U.S. cuts federal land rates to speed up solar, wind build
The Department of Interior is set to reveal lower land rates for renewable energy projects while accelerating screening processes and hiring more staff.
Last month, the U.S. Department of Interior set out plans to speed up development of renewable energy projects on federal lands. The measures form part of the Biden administration's plan to permit 25 GW of projects on federal lands by 2025, part of the 2020 Energy Act.
The Interior Department's Bureau of Land Management (BLM) has launched a faster screening process for solar and wind projects and identified improvements to the development of transmission corridors through 11 states in western U.S, it said.
"As the agency continues to ramp-up its renewable energy program, it anticipates supporting nearly 10 GW of renewable energy capacity by the end of 2023, and more in 2024," the Interior Department said.
Standardised screening of project applications will allow BLM staff to prioritise projects with the "greatest technical and financial feasibility" and the least anticipated conflicts, it said.
The BLM is also hiring more processing staff and will lower its federal land rents and fees after developers called for prices to fall in line with private land rates.
The BLM aims to release its new rent and fee rate policy "by June," a bureau spokesperson told Reuters Events.
The 245 million acres of U.S. public land managed by the BLM represent around 10% of the country's entire land area but host just 6% of US installed solar capacity and only 1% of wind. Much of the land lies in 12 western states and the Rockies and Southwest states like Nevada offer significant project opportunities.

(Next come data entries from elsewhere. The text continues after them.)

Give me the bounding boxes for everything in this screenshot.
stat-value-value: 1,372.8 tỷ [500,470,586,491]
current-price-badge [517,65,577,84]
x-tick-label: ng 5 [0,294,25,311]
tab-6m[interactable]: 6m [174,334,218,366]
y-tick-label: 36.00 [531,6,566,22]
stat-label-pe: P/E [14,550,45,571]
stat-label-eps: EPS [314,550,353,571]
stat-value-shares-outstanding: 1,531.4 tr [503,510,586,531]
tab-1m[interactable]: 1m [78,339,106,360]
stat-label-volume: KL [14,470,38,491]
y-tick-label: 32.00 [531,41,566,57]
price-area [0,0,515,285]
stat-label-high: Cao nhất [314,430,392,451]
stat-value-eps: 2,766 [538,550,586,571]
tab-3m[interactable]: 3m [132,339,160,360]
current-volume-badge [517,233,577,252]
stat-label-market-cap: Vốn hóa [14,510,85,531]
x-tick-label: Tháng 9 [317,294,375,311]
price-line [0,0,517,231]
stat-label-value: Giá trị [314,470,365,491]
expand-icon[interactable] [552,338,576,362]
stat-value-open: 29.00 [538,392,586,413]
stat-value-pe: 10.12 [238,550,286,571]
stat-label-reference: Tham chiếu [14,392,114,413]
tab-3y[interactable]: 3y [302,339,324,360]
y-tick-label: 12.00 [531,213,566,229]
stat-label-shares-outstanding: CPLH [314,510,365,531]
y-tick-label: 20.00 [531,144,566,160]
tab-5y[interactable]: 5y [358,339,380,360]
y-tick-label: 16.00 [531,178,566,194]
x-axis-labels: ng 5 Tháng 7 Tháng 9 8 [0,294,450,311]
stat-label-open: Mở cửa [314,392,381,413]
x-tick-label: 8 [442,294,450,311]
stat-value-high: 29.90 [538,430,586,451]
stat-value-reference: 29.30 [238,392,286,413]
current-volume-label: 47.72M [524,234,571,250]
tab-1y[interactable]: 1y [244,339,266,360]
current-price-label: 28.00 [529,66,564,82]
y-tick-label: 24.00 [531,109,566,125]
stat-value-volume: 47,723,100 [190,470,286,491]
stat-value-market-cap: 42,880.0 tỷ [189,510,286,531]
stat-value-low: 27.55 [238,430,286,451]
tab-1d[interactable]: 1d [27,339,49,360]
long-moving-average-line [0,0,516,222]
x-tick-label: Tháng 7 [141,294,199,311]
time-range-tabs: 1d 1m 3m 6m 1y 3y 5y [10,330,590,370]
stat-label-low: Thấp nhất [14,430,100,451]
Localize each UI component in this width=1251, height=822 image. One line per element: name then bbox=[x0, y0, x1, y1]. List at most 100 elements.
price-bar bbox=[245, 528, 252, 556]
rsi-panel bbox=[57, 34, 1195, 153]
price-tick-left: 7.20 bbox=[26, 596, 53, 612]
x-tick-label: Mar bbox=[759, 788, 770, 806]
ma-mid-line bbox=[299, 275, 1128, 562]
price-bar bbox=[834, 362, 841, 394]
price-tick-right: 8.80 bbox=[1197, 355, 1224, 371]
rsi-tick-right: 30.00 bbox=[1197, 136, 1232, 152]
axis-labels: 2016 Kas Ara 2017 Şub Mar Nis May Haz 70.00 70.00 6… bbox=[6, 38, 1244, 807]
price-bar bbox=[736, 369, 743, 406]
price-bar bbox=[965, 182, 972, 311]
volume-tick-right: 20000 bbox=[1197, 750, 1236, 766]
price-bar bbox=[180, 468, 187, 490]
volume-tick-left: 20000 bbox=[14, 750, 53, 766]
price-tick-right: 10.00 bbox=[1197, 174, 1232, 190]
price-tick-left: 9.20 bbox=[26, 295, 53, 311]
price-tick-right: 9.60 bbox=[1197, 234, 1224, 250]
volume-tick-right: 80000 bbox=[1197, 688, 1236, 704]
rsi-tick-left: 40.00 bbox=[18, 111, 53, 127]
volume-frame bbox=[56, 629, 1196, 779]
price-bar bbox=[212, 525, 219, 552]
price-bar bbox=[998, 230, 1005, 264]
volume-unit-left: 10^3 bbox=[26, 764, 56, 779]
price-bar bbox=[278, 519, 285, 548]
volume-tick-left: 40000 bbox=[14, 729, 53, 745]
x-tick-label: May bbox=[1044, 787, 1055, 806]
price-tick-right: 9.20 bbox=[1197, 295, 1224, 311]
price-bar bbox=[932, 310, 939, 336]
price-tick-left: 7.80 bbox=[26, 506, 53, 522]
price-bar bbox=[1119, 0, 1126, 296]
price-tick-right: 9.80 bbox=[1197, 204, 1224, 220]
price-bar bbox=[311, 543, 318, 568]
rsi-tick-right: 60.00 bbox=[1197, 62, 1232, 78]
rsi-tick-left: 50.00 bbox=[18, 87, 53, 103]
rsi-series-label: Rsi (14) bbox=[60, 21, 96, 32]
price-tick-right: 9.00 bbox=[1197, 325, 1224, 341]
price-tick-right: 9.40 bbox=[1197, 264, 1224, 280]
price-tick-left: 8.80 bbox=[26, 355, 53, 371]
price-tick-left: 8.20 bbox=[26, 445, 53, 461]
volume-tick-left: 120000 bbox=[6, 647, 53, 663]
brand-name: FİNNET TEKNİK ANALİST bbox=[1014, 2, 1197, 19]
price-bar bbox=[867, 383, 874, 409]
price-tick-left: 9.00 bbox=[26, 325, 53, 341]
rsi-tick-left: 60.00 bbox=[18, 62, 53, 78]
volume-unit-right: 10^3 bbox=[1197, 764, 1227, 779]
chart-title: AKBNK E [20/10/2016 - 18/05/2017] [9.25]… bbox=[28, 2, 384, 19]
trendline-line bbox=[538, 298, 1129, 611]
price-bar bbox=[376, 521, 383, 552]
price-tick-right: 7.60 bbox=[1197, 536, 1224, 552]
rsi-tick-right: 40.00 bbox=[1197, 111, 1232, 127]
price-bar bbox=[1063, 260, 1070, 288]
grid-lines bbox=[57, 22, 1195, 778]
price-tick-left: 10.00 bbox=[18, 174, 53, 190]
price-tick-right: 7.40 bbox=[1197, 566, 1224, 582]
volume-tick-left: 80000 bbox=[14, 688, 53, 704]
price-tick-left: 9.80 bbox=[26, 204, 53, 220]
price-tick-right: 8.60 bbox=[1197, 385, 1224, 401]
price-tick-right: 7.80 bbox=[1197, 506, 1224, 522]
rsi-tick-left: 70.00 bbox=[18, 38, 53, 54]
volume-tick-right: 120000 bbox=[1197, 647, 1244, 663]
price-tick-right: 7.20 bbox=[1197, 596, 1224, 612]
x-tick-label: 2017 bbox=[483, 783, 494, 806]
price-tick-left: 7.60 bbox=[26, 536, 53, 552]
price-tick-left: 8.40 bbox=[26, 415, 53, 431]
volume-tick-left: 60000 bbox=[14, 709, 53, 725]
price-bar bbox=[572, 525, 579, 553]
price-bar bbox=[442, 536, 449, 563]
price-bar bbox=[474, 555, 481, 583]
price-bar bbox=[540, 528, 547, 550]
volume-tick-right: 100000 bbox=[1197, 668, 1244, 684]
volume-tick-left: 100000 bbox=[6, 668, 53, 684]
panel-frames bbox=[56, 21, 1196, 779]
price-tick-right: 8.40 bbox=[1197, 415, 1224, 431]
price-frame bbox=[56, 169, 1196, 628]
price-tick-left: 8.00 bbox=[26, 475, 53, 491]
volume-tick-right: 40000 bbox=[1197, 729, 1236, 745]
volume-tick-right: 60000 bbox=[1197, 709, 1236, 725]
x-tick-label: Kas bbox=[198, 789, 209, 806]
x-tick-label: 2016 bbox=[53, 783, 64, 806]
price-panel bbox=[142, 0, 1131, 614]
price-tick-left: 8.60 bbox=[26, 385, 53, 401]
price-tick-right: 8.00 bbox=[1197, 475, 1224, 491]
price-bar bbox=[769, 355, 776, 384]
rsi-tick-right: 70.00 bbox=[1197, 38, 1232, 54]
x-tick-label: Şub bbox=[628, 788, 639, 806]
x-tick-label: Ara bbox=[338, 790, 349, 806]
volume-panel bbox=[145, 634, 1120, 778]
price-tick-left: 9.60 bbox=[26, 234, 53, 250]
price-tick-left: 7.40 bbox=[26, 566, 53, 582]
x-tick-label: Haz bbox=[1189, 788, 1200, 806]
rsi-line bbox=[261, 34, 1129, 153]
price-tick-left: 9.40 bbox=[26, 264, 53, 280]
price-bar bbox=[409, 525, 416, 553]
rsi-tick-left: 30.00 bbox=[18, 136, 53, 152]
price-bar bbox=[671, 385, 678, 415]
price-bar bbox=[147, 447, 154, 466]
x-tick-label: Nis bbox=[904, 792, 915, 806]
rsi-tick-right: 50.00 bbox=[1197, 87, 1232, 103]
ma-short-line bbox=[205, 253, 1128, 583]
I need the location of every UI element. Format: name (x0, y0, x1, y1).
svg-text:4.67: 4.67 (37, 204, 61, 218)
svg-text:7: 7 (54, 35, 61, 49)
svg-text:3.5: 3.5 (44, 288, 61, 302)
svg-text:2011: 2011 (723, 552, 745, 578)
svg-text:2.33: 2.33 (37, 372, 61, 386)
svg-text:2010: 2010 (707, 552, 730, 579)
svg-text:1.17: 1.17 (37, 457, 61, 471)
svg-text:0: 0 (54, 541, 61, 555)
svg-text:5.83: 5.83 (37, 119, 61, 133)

U.S. utility-scale solar projects online by end of 2020
(Click image to enlarge)
Source: Berkeley Lab
Over the last year, the Biden administration has improved coordination between federal agencies, Tribal Nations, state governments and other stakeholders to speed up renewable energy deployment.
The BLM authorised 12 solar, wind and geothermal projects on federal lands in 2021 for a total capacity of 2.9 GW, some 35% higher than the previous year.
Last month, the BLM awarded Minersville Solar three leases in Utah under its first competitive tender process. Minersville paid $164,444 for a total land area of 4,800 acres that could host up to 600 MW of solar capacity.
BLM also launched a solar tender for the Dry Lake East area in Clark County, Nevada. The Dry Lake East area spans 1,635 acres and bids must be submitted by May 20.
BLM pledged to revise rental rates and extend lease terms after developers said current terms lead to higher project costs. Intense market competition has driven down solar project prices and developers currently face a range of inflationary pressures from soaring global materials costs, logistics challenges and the threat of more U.S. import tariffs.
U.S. modelled solar system costs in Q4
(Click image to enlarge)
Source: Wood Mackenzie/SEIA US Solar Market Insight, March 2022.
The current federal land rent regime was introduced by the Obama administration in 2016 to keep rates in line with nearby agricultural land values but developers say the costs are prohibitively high and should be brought in line with private lands.
The bureau should change acreage rents to reflect fair market value and scrap federal royalty fees, known as MW capacity fees, that are not required on private projects, Tom Vinson, Vice President for Federal Regulatory Affairs at industry group American Clean Power (ACP), told Reuters Events in September.
Solar and wind projects can face delays in other areas of the permitting process and the federal government may find these processes harder to streamline, warned Linda Bullen, an attorney specialising in renewable energy, environmental law and federal legislation.
In one example, the Trump administration issued a target of two years to complete environmental impact statements but this resulted in the BLM requiring more studies ahead of the environmental assessment process and having little impact on overall permitting timelines, Bullen said.
A major factor has been a shortage of trained staff to process applications and the BLM’s latest hiring initiative could have a notable impact going into next year.
BLM is currently hiring around 60 internal staff to support new renewable energy coordination offices and aims to have "most onboard by the end of 2022," a BLM spokesperson said. President Biden’s 2023 budget request includes an additional $11 million to support siting and leasing of renewable energy projects and transmissions lines.
A BLM review in 2021 found that an additional 56 full time employees were needed to “substantially improve permitting coordination," but noted more would be required if project applications increase.